Mosaic è sia un’app, sia una serie. Ma è prima un’applicazione. Ha debuttato sugli smarthpone a novembre, mentre dal 22 gennaio una versione ‘lineare’ della storia si può vedere su Hbo (in Italia dal 30 gennaio su Sky Atlantic). È un giallo con al centro l’omicidio di Oliva Lake (Sharon Stone) e le indagini per scoprire il colpevole, ambientato a Park City, la città del Sundance. Nell’applicazione, la storia è introdotta da un primo video, ma dopo la narrazione si fa interattiva: l’ordine, la prospettiva, il punto di vista sono lasciati all’utente. Ci sono dei momenti di scelta in cui la storia si biforca si ha un ruolo attivo. Il giallo è il genere che ci si presta meglio: una modifica della prospettiva cambia la catena di indizi del processo deduttivo.

Oltre ai video ci sono documenti, immagini, articoli attraverso i quali cercare di capire il colpevole.
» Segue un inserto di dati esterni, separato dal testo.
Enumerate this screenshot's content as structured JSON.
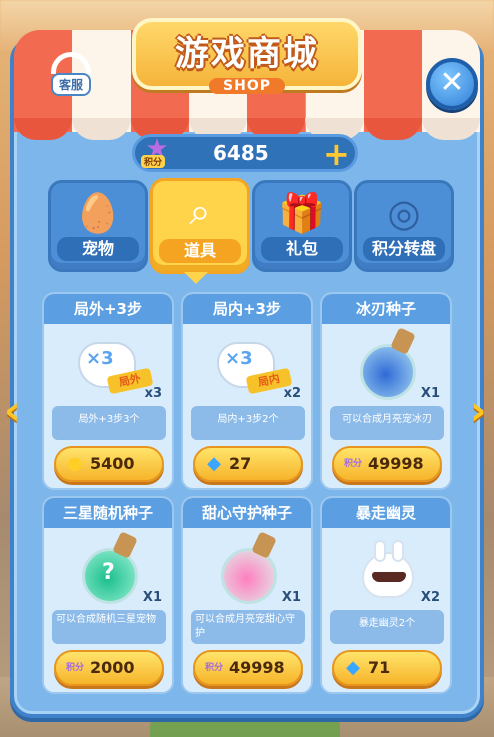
{
  "header": {
    "title": "游戏商城",
    "subtitle": "SHOP",
    "service_label": "客服",
    "close_symbol": "✕"
  },
  "points": {
    "badge": "积分",
    "value": "6485",
    "add_symbol": "+"
  },
  "tabs": [
    {
      "label": "宠物",
      "icon": "pet-icon",
      "active": false
    },
    {
      "label": "道具",
      "icon": "magnifier-icon",
      "active": true
    },
    {
      "label": "礼包",
      "icon": "gift-icon",
      "active": false
    },
    {
      "label": "积分转盘",
      "icon": "wheel-icon",
      "active": false
    }
  ],
  "items": [
    {
      "title": "局外+3步",
      "qty": "x3",
      "desc": "局外+3步3个",
      "price": "5400",
      "currency": "coin",
      "image": "glove-out",
      "band": "局外"
    },
    {
      "title": "局内+3步",
      "qty": "x2",
      "desc": "局内+3步2个",
      "price": "27",
      "currency": "diamond",
      "image": "glove-in",
      "band": "局内"
    },
    {
      "title": "冰刃种子",
      "qty": "X1",
      "desc": "可以合成月亮宠冰刃",
      "price": "49998",
      "currency": "points",
      "image": "potion-blue"
    },
    {
      "title": "三星随机种子",
      "qty": "X1",
      "desc": "可以合成随机三星宠物",
      "price": "2000",
      "currency": "points",
      "image": "potion-green"
    },
    {
      "title": "甜心守护种子",
      "qty": "X1",
      "desc": "可以合成月亮宠甜心守护",
      "price": "49998",
      "currency": "points",
      "image": "potion-pink"
    },
    {
      "title": "暴走幽灵",
      "qty": "X2",
      "desc": "暴走幽灵2个",
      "price": "71",
      "currency": "diamond",
      "image": "ghost"
    }
  ],
  "nav": {
    "left": "‹",
    "right": "›"
  },
  "icons": {
    "glove_x3": "×3",
    "question_mark": "?",
    "coin": "●",
    "diamond": "◆",
    "points_tag": "积分"
  },
  "colors": {
    "panel": "#7cb6ea",
    "active_tab": "#ffd34a",
    "price_button": "#f6b42a",
    "awning_red": "#f26a4f"
  }
}
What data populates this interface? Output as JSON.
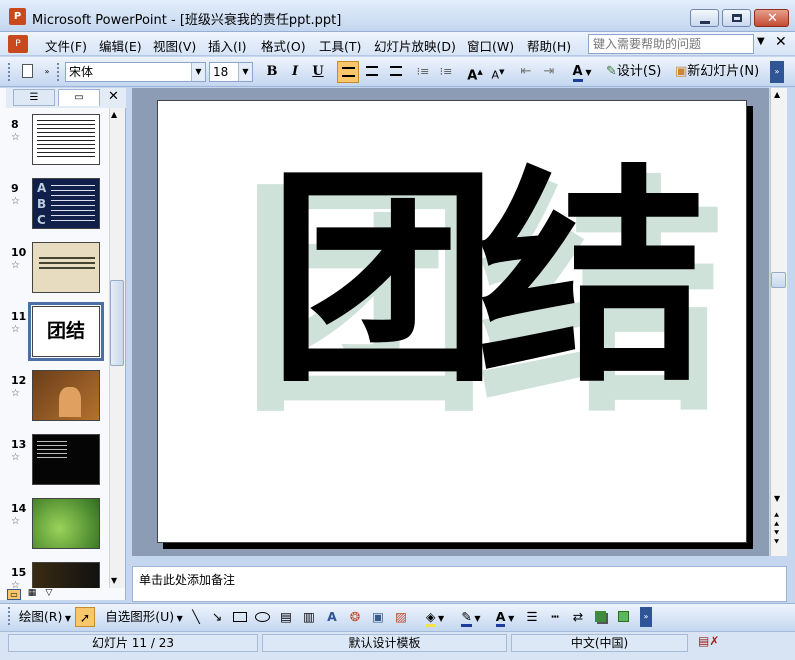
{
  "window": {
    "title": "Microsoft PowerPoint - [班级兴衰我的责任ppt.ppt]",
    "app_icon": "powerpoint-icon"
  },
  "menu": {
    "items": [
      "文件(F)",
      "编辑(E)",
      "视图(V)",
      "插入(I)",
      "格式(O)",
      "工具(T)",
      "幻灯片放映(D)",
      "窗口(W)",
      "帮助(H)"
    ],
    "help_placeholder": "键入需要帮助的问题"
  },
  "toolbar": {
    "font_name": "宋体",
    "font_size": "18",
    "bold": "B",
    "italic": "I",
    "underline": "U",
    "font_color_glyph": "A",
    "design_label": "设计(S)",
    "new_slide_label": "新幻灯片(N)"
  },
  "left_panel": {
    "tabs": [
      "outline",
      "slides"
    ],
    "active_tab": "slides",
    "thumbnails": [
      {
        "num": "8",
        "style": "black-text-white"
      },
      {
        "num": "9",
        "style": "abc-blue"
      },
      {
        "num": "10",
        "style": "tan-text"
      },
      {
        "num": "11",
        "style": "selected",
        "text": "团结"
      },
      {
        "num": "12",
        "style": "brown-photo"
      },
      {
        "num": "13",
        "style": "black-tree"
      },
      {
        "num": "14",
        "style": "green-leaves"
      },
      {
        "num": "15",
        "style": "dark-photo"
      }
    ],
    "selected": "11"
  },
  "slide": {
    "main_text": "团结",
    "shadow_text": "团结",
    "shadow_color": "#cfe2da",
    "text_color": "#000000"
  },
  "notes": {
    "placeholder": "单击此处添加备注"
  },
  "drawbar": {
    "draw_label": "绘图(R)",
    "autoshapes_label": "自选图形(U)"
  },
  "status": {
    "slide_info": "幻灯片 11 / 23",
    "template": "默认设计模板",
    "language": "中文(中国)"
  },
  "colors": {
    "accent": "#4c6fa6",
    "toolbar_bg": "#c4d7f0"
  }
}
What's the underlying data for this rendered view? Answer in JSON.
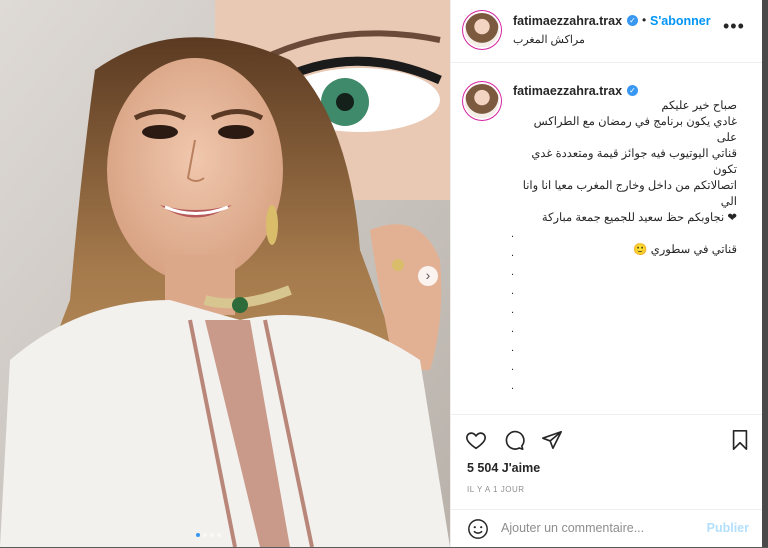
{
  "post": {
    "username": "fatimaezzahra.trax",
    "follow_label": "S'abonner",
    "separator": "•",
    "location": "مراكش المغرب",
    "more_label": "•••"
  },
  "caption": {
    "username": "fatimaezzahra.trax",
    "lines": [
      "صباح خير عليكم",
      "غادي يكون برنامج في رمضان مع الطراكس على",
      "قناتي اليوتيوب فيه جوائز قيمة ومتعددة غدي تكون",
      "اتصالاتكم من داخل وخارج المغرب معيا انا وانا الي",
      "❤ نجاوبكم حظ سعيد للجميع جمعة مباركة",
      "",
      "قناتي في سطوري 🙂"
    ],
    "dots": [
      ".",
      ".",
      ".",
      ".",
      ".",
      ".",
      ".",
      ".",
      "."
    ]
  },
  "actions": {
    "likes": "5 504 J'aime",
    "time": "IL Y A 1 JOUR",
    "comment_placeholder": "Ajouter un commentaire...",
    "post_label": "Publier"
  },
  "icons": {
    "like": "heart-icon",
    "comment": "comment-icon",
    "share": "share-icon",
    "save": "bookmark-icon",
    "emoji": "emoji-icon",
    "next": "chevron-right-icon"
  },
  "colors": {
    "accent": "#0095f6",
    "verified": "#3897f0",
    "post_disabled": "#b2dffc",
    "text": "#262626",
    "muted": "#8e8e8e"
  }
}
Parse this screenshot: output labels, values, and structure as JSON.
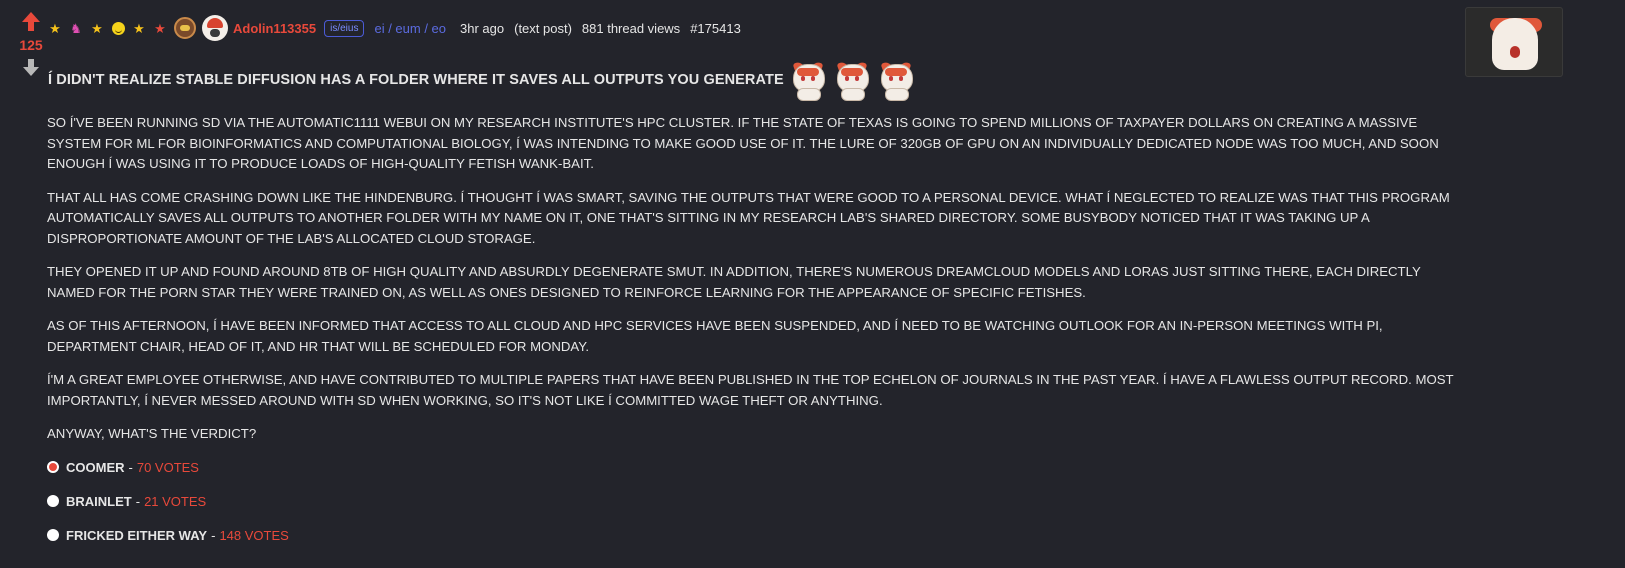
{
  "vote": {
    "score": "125"
  },
  "meta": {
    "username": "Adolin113355",
    "sub_tag": "is/eius",
    "path": "ei / eum / eo",
    "time": "3hr ago",
    "post_type": "(text post)",
    "views": "881 thread views",
    "post_id": "#175413"
  },
  "post": {
    "title": "Í DIDN'T REALIZE STABLE DIFFUSION HAS A FOLDER WHERE IT SAVES ALL OUTPUTS YOU GENERATE",
    "paragraphs": [
      "SO Í'VE BEEN RUNNING SD VIA THE AUTOMATIC1111 WEBUI ON MY RESEARCH INSTITUTE'S HPC CLUSTER. IF THE STATE OF TEXAS IS GOING TO SPEND MILLIONS OF TAXPAYER DOLLARS ON CREATING A MASSIVE SYSTEM FOR ML FOR BIOINFORMATICS AND COMPUTATIONAL BIOLOGY, Í WAS INTENDING TO MAKE GOOD USE OF IT. THE LURE OF 320GB OF GPU ON AN INDIVIDUALLY DEDICATED NODE WAS TOO MUCH, AND SOON ENOUGH Í WAS USING IT TO PRODUCE LOADS OF HIGH-QUALITY FETISH WANK-BAIT.",
      "THAT ALL HAS COME CRASHING DOWN LIKE THE HINDENBURG. Í THOUGHT Í WAS SMART, SAVING THE OUTPUTS THAT WERE GOOD TO A PERSONAL DEVICE. WHAT Í NEGLECTED TO REALIZE WAS THAT THIS PROGRAM AUTOMATICALLY SAVES ALL OUTPUTS TO ANOTHER FOLDER WITH MY NAME ON IT, ONE THAT'S SITTING IN MY RESEARCH LAB'S SHARED DIRECTORY. SOME BUSYBODY NOTICED THAT IT WAS TAKING UP A DISPROPORTIONATE AMOUNT OF THE LAB'S ALLOCATED CLOUD STORAGE.",
      "THEY OPENED IT UP AND FOUND AROUND 8TB OF HIGH QUALITY AND ABSURDLY DEGENERATE SMUT. IN ADDITION, THERE'S NUMEROUS DREAMCLOUD MODELS AND LORAS JUST SITTING THERE, EACH DIRECTLY NAMED FOR THE PORN STAR THEY WERE TRAINED ON, AS WELL AS ONES DESIGNED TO REINFORCE LEARNING FOR THE APPEARANCE OF SPECIFIC FETISHES.",
      "AS OF THIS AFTERNOON, Í HAVE BEEN INFORMED THAT ACCESS TO ALL CLOUD AND HPC SERVICES HAVE BEEN SUSPENDED, AND Í NEED TO BE WATCHING OUTLOOK FOR AN IN-PERSON MEETINGS WITH PI, DEPARTMENT CHAIR, HEAD OF IT, AND HR THAT WILL BE SCHEDULED FOR MONDAY.",
      "Í'M A GREAT EMPLOYEE OTHERWISE, AND HAVE CONTRIBUTED TO MULTIPLE PAPERS THAT HAVE BEEN PUBLISHED IN THE TOP ECHELON OF JOURNALS IN THE PAST YEAR. Í HAVE A FLAWLESS OUTPUT RECORD. MOST IMPORTANTLY, Í NEVER MESSED AROUND WITH SD WHEN WORKING, SO IT'S NOT LIKE Í COMMITTED WAGE THEFT OR ANYTHING.",
      "ANYWAY, WHAT'S THE VERDICT?"
    ]
  },
  "poll": {
    "separator": "-",
    "options": [
      {
        "label": "COOMER",
        "votes": "70 VOTES"
      },
      {
        "label": "BRAINLET",
        "votes": "21 VOTES"
      },
      {
        "label": "FRICKED EITHER WAY",
        "votes": "148 VOTES"
      }
    ]
  },
  "icons": {
    "upvote": "arrow-up-icon",
    "downvote": "arrow-down-icon",
    "flairs": [
      "star-icon",
      "horse-icon",
      "star-icon",
      "smiley-icon",
      "star-icon",
      "star-icon"
    ],
    "emotes": [
      "cat-emote-icon",
      "cat-emote-icon",
      "cat-emote-icon"
    ]
  },
  "colors": {
    "background": "#23242b",
    "accent": "#e8493b",
    "link": "#5b6be0",
    "text": "#e6e6e6"
  }
}
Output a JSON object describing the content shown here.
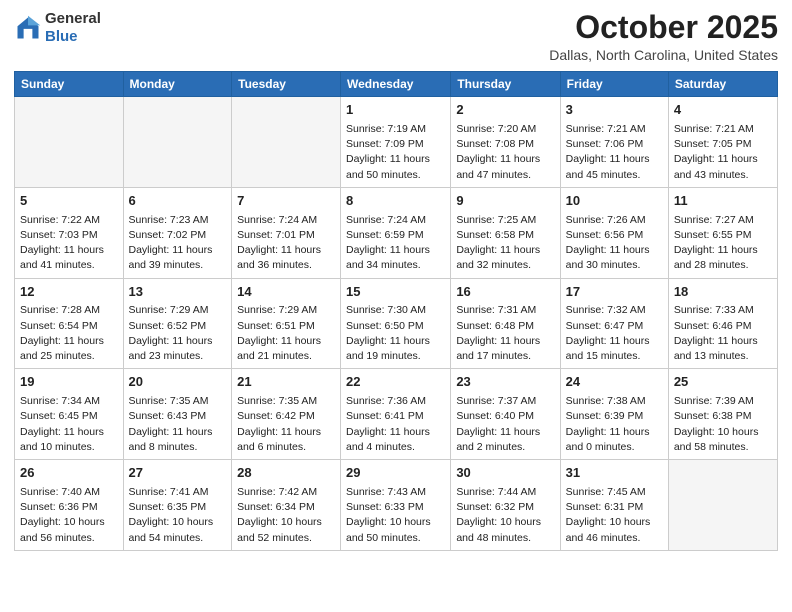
{
  "header": {
    "logo": {
      "general": "General",
      "blue": "Blue"
    },
    "title": "October 2025",
    "location": "Dallas, North Carolina, United States"
  },
  "days_of_week": [
    "Sunday",
    "Monday",
    "Tuesday",
    "Wednesday",
    "Thursday",
    "Friday",
    "Saturday"
  ],
  "weeks": [
    [
      {
        "day": "",
        "info": ""
      },
      {
        "day": "",
        "info": ""
      },
      {
        "day": "",
        "info": ""
      },
      {
        "day": "1",
        "info": "Sunrise: 7:19 AM\nSunset: 7:09 PM\nDaylight: 11 hours and 50 minutes."
      },
      {
        "day": "2",
        "info": "Sunrise: 7:20 AM\nSunset: 7:08 PM\nDaylight: 11 hours and 47 minutes."
      },
      {
        "day": "3",
        "info": "Sunrise: 7:21 AM\nSunset: 7:06 PM\nDaylight: 11 hours and 45 minutes."
      },
      {
        "day": "4",
        "info": "Sunrise: 7:21 AM\nSunset: 7:05 PM\nDaylight: 11 hours and 43 minutes."
      }
    ],
    [
      {
        "day": "5",
        "info": "Sunrise: 7:22 AM\nSunset: 7:03 PM\nDaylight: 11 hours and 41 minutes."
      },
      {
        "day": "6",
        "info": "Sunrise: 7:23 AM\nSunset: 7:02 PM\nDaylight: 11 hours and 39 minutes."
      },
      {
        "day": "7",
        "info": "Sunrise: 7:24 AM\nSunset: 7:01 PM\nDaylight: 11 hours and 36 minutes."
      },
      {
        "day": "8",
        "info": "Sunrise: 7:24 AM\nSunset: 6:59 PM\nDaylight: 11 hours and 34 minutes."
      },
      {
        "day": "9",
        "info": "Sunrise: 7:25 AM\nSunset: 6:58 PM\nDaylight: 11 hours and 32 minutes."
      },
      {
        "day": "10",
        "info": "Sunrise: 7:26 AM\nSunset: 6:56 PM\nDaylight: 11 hours and 30 minutes."
      },
      {
        "day": "11",
        "info": "Sunrise: 7:27 AM\nSunset: 6:55 PM\nDaylight: 11 hours and 28 minutes."
      }
    ],
    [
      {
        "day": "12",
        "info": "Sunrise: 7:28 AM\nSunset: 6:54 PM\nDaylight: 11 hours and 25 minutes."
      },
      {
        "day": "13",
        "info": "Sunrise: 7:29 AM\nSunset: 6:52 PM\nDaylight: 11 hours and 23 minutes."
      },
      {
        "day": "14",
        "info": "Sunrise: 7:29 AM\nSunset: 6:51 PM\nDaylight: 11 hours and 21 minutes."
      },
      {
        "day": "15",
        "info": "Sunrise: 7:30 AM\nSunset: 6:50 PM\nDaylight: 11 hours and 19 minutes."
      },
      {
        "day": "16",
        "info": "Sunrise: 7:31 AM\nSunset: 6:48 PM\nDaylight: 11 hours and 17 minutes."
      },
      {
        "day": "17",
        "info": "Sunrise: 7:32 AM\nSunset: 6:47 PM\nDaylight: 11 hours and 15 minutes."
      },
      {
        "day": "18",
        "info": "Sunrise: 7:33 AM\nSunset: 6:46 PM\nDaylight: 11 hours and 13 minutes."
      }
    ],
    [
      {
        "day": "19",
        "info": "Sunrise: 7:34 AM\nSunset: 6:45 PM\nDaylight: 11 hours and 10 minutes."
      },
      {
        "day": "20",
        "info": "Sunrise: 7:35 AM\nSunset: 6:43 PM\nDaylight: 11 hours and 8 minutes."
      },
      {
        "day": "21",
        "info": "Sunrise: 7:35 AM\nSunset: 6:42 PM\nDaylight: 11 hours and 6 minutes."
      },
      {
        "day": "22",
        "info": "Sunrise: 7:36 AM\nSunset: 6:41 PM\nDaylight: 11 hours and 4 minutes."
      },
      {
        "day": "23",
        "info": "Sunrise: 7:37 AM\nSunset: 6:40 PM\nDaylight: 11 hours and 2 minutes."
      },
      {
        "day": "24",
        "info": "Sunrise: 7:38 AM\nSunset: 6:39 PM\nDaylight: 11 hours and 0 minutes."
      },
      {
        "day": "25",
        "info": "Sunrise: 7:39 AM\nSunset: 6:38 PM\nDaylight: 10 hours and 58 minutes."
      }
    ],
    [
      {
        "day": "26",
        "info": "Sunrise: 7:40 AM\nSunset: 6:36 PM\nDaylight: 10 hours and 56 minutes."
      },
      {
        "day": "27",
        "info": "Sunrise: 7:41 AM\nSunset: 6:35 PM\nDaylight: 10 hours and 54 minutes."
      },
      {
        "day": "28",
        "info": "Sunrise: 7:42 AM\nSunset: 6:34 PM\nDaylight: 10 hours and 52 minutes."
      },
      {
        "day": "29",
        "info": "Sunrise: 7:43 AM\nSunset: 6:33 PM\nDaylight: 10 hours and 50 minutes."
      },
      {
        "day": "30",
        "info": "Sunrise: 7:44 AM\nSunset: 6:32 PM\nDaylight: 10 hours and 48 minutes."
      },
      {
        "day": "31",
        "info": "Sunrise: 7:45 AM\nSunset: 6:31 PM\nDaylight: 10 hours and 46 minutes."
      },
      {
        "day": "",
        "info": ""
      }
    ]
  ]
}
L’Hbo – riportava il Post – se n’è innamorata tanto da non permettere a nessuno di uscire dalla stanza senza un contratto firmato. Sarà un primo esperimento, ma ce ne sono già in cantiere altri. Infatti, è un universo chiuso: non ci sarà una proliferazione di diversi finali. Il regista ha dichiarato di voler mantenere il controllo della storia. I fili sono annodati, ma è lui che li gestisce. Il riscontro è stato positivo, ma a qualcuno questo non è piaciuto. Su Slate, Inkoo Kang, ha una visione sfaccettata: pur parlando di fallimento è un “nobile fallimento”, che “forse sarà visto in futuro come il primo esperimento di un nuovo medium”.

In ogni caso, sembra poter rivoluzionare (di nuovo!) la televisione: e sarà ancora più interessante capire come si contamineranno l’esperienza dell’app con quella della serie lineare. Soderbergh non si è sbottonato, dichiara che si vedrà in tv come ha risolto la questione. Ma, come dice Marco Gui (che si occupa di Sociologia dei media e  ha pubblicato, tra gli altri, A dieta di media, Il Mulino, 2014), l’uso di un secondo schermo è già una tendenza affermata. E che gli universi narrativi vivano in diversi formati, ognuno con le proprie potenzialità, è ormai la norma (la cultura convergente). Quando la tecnologia lo permette, ci sono nuove rivoluzioni. Staremo a vedere, davanti allo schermo, magari coi pop-corn (salvo avere le mani occupate: dal telefono).